Digitisation is changing business and society from the inside out – and the process is accelerating. People have already started talking about the next industrial revolution using the slogan “Industry 4.0”. “The world is finding new ways to connect,” says Dr Jörn Quitzau, an economist at Berenberg. “All areas of life and markets are affected by this, from mobility and education through to healthcare. Anyone missing out on the digital transformation will find themselves excluded from the new world.”
Digitisation – a Big Revolution
In their latest study, private bank Berenberg and the Hamburg Institute of International Economics (HWWI) investigated the digital economy. “Old competitive advantages and market shares are coming under pressure from disruptive innovations. A new wave of digital start-ups is rolling in: only those that can combine venture capital with new ideas will be competitive,” states Professor Henning Vöpel, Director of the HWWI. “Germany in particular needs to update its hugely successful economic model to take account of digitisation and demographic change.”
Changing Established Structures
Two key elements represent the next stage in the digital revolution of industrial production: machine-to-machine communication and the smart evaluation of large volumes of data (big data). New digital applications are increasingly enabling companies from other sectors to enter markets and change established structures. Old business models are coming under pressure.
“New business models are set to fundamentally alter the structure of existing markets. Crossovers between different industries will increase, while traditional market boundaries will become ever more blurred,” believes Berenberg expert Quitzau. It is even becoming impossible to clearly classify who is a consumer and who a producer. In the sharing economy, consumers are often simultaneously producers when they offer their consumer goods for use by others. What’s more, a cultural shift is becoming apparent: ownership is losing importance while opportunities to use are gaining the upper hand.
“The Winner Takes It All”
Fundamental structural change is nothing new. The term Industry 4.0 is used synonymously with what is now considered the fourth industrial revolution. The periods during which the revolutions take place are, however, becoming ever shorter. “Markets are being created in the digital economy that operate to the ‘winner takes all’ principle. Speed is a key success factor for entrepreneurs and enterprises alike, as the ultimate reward is global market dominance. This largely helps to explain the rapid pace of change we’re seeing right now,” states Quitzau.
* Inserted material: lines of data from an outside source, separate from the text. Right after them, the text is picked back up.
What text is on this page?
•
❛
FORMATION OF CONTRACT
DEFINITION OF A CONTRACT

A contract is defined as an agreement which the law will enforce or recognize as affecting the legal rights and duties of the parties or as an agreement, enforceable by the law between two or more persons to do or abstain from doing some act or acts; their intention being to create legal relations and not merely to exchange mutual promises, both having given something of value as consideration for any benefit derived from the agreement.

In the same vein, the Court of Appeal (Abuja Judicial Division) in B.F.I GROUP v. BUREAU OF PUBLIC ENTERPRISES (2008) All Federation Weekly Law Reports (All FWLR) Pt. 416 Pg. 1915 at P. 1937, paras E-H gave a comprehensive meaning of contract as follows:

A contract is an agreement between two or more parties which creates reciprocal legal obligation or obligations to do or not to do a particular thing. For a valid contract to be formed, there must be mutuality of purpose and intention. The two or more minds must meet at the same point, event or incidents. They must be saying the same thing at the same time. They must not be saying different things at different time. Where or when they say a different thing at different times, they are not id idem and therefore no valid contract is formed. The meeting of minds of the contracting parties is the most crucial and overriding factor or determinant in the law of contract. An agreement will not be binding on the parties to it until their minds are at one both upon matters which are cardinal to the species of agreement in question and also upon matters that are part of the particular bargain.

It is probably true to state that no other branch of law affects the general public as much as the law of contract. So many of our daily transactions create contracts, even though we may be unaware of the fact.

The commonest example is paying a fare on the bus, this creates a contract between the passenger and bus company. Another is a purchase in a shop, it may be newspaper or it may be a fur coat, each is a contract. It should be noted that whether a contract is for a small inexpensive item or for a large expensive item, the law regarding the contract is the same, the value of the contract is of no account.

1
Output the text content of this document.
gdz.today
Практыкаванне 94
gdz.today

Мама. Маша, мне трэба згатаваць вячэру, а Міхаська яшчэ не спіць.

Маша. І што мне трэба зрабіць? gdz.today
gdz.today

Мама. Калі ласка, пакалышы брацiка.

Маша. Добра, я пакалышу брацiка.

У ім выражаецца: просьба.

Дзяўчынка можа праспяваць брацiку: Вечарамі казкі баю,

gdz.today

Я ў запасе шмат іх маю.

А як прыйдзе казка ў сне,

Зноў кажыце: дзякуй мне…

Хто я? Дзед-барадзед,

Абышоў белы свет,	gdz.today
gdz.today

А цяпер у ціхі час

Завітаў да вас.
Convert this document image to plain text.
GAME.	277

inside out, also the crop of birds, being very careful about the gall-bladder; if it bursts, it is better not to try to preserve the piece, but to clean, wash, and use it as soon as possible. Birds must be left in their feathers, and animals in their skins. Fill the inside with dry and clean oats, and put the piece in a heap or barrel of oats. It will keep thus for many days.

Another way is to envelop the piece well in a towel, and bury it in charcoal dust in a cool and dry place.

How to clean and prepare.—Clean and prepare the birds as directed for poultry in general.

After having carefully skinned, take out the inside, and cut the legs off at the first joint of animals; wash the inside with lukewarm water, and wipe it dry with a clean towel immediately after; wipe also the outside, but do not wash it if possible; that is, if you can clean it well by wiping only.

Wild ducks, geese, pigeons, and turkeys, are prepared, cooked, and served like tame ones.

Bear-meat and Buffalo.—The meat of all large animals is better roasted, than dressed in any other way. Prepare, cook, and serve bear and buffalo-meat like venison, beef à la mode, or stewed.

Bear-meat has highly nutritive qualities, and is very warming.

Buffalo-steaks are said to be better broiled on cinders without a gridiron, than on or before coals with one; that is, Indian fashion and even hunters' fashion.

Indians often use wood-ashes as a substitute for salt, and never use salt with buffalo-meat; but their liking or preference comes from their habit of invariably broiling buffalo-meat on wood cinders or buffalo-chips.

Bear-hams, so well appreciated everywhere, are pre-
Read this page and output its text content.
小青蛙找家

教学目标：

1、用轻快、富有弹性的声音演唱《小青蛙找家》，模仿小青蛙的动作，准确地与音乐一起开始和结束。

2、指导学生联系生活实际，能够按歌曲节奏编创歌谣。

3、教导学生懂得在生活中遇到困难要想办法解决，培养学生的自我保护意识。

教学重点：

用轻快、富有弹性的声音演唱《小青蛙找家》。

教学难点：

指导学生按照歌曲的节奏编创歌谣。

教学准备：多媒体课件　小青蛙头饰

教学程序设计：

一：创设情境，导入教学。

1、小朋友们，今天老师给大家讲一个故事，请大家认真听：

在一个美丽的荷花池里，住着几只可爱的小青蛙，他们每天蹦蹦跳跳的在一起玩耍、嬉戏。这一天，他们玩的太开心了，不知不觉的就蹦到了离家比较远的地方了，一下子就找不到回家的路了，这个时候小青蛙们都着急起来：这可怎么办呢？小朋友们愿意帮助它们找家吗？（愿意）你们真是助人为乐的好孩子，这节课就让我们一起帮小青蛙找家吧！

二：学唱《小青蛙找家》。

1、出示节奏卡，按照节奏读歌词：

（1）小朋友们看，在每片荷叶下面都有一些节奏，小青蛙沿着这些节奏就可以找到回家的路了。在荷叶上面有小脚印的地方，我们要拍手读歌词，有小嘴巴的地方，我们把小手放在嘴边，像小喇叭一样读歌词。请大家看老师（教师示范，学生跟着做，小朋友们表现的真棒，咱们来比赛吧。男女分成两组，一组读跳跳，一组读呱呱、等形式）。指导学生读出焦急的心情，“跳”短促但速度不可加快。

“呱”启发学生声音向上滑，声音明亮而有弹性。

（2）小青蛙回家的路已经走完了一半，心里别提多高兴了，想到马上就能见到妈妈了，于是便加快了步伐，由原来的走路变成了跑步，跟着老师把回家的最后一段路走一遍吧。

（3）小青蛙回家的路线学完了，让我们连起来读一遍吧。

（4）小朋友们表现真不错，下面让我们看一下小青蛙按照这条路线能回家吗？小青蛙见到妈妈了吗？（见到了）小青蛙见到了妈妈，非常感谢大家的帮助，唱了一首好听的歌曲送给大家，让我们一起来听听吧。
Great Potential for Annual Value Creation
The experts put at 17-25 billion euro the additional potential for annual value creation in Germany from Industry 4.0 through 2030. Digital change is bringing new impetus to the automotive industry and the mobility market, among others. In this context, being able to direct connected traffic, offer sharing models and guarantee sophisticated digital infrastructure are key aspects underpinning the future of the mobility sector. Furthermore, 3D printing is a technology with huge growth potential as digitisation advances. Digital print plans mean that goods can be made locally, be it upstream products or capital and consumer goods. Neither is the financial sector being spared the impact of digitisation. Alongside payments and lending activities, portfolio management is another of the fields that are starting to feel the pressure from what are known as fintechs.
Enabling Digital Change
The digital revolution is challenging for economic policy in many regards. “It is perfectly conceivable that the digitisation of the economy will destroy far more jobs than it creates,” warns Berenberg economist Jörn Quitzau. “The ability of computers to learn and evaluate big data may also start putting jobs for skilled qualified workers at risk.” Moreover, digitisation throws up far-reaching social and structural questions regarding things like data ownership and usage, data protection and data autonomy. “This also gives rise to ethical and normative questions for which answers need to be found by business, society and politics,” says HWWI Director Vöpel.